Now for something completely different.  Animated movies based on primarily live-action IP have a very mixed track record, and for every "Spider-man: Into the Spiderverse" there's been a "The Lord of the Rings: The War of the Rohirrim."  The new "Predator: Killer of Killers" anthology feature, however, is one of the good ones.  Dan Trachtenberg, the director of "Prey," returns for a collection of very violent animated tales of alien Predators doing battle with different human warriors throughout history.  The first features a Viking warrior named Ursa (Lindsay LaVanchy) and her son Anders (Damien Haas) tracking down a rival clan leader, Zoran (Andrew Morgado).  The second is about two brothers, Kenji and Kiyoshi (Louis Ozawa), and their rivalry in feudal Japan.  The third is about a WWII airplane mechanic, Torres (Rick Gonzalez), who tries to warn his squadron of a Predator attack over the Atlantic.    

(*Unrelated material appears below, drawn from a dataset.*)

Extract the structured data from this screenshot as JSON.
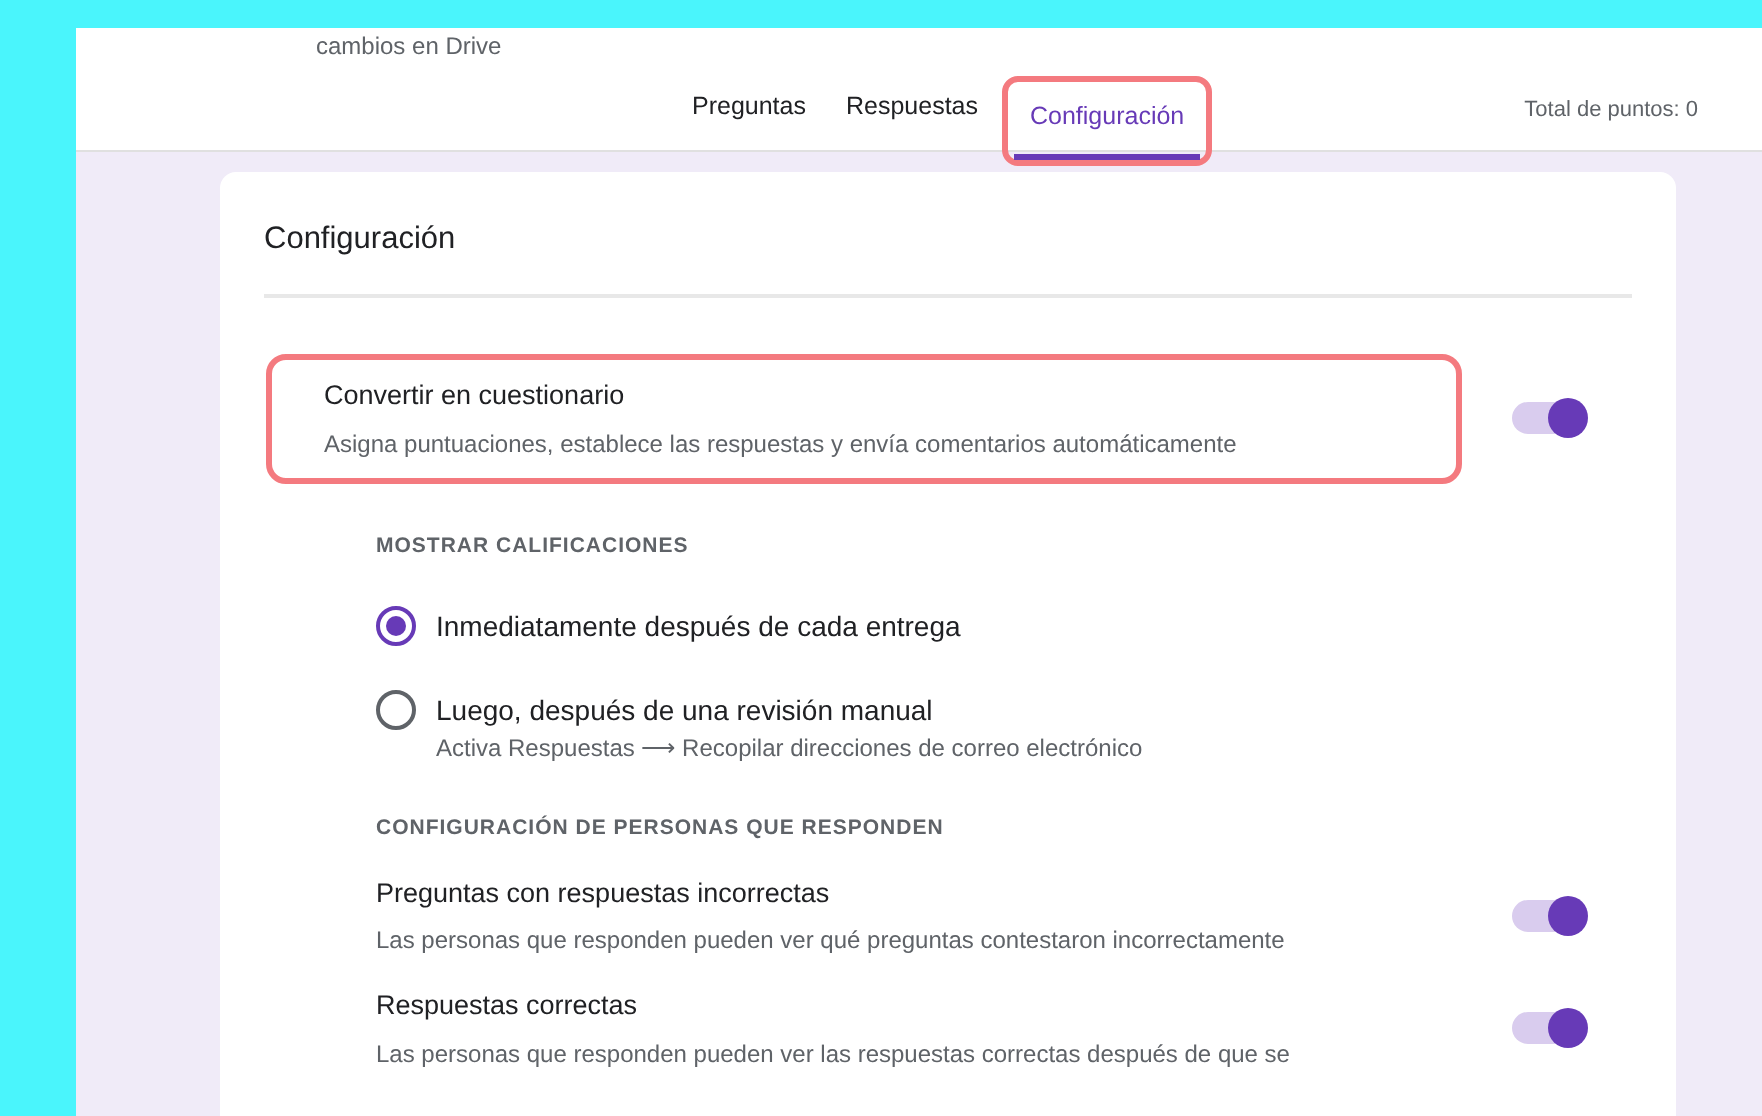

I'm not a big fan of the Unreal Engine-produced animation, which resembles the style of Netflix's "Arcane" and the recent "Flow" animated feature.  The characters aren't very expressive, and the visuals tend to look murky and unfinished.  However, it's a good style for action scenes, and "Killer of Killers" is pretty much wall to wall action sequences.  There are elements that just look better in animation than live action, including over-the-top violence, crazy science-fiction weaponry, and plenty of stylized blood and gore, with all kinds of creative kills on display.  The three main characters are never given much depth, but there's actually more of a cohesive story here than I was expecting, and everything ties together in a satisfying way.  "Killer of Killers" is easily better than three of the five live action "Predator" movies, just on a script level.  Based on pure action, it might even be the best one.          


Trachtenberg has another "Predator" movie coming out in a few months, the live action theatrical feature "Predator: Badlands."  There's been no indication that its story is tied into "Killer of Killers" in any meaningful way, but I expect that it won't be entirely  standalone either.  And based on Trachtenberg's work with this series so far, I'm looking forward to it.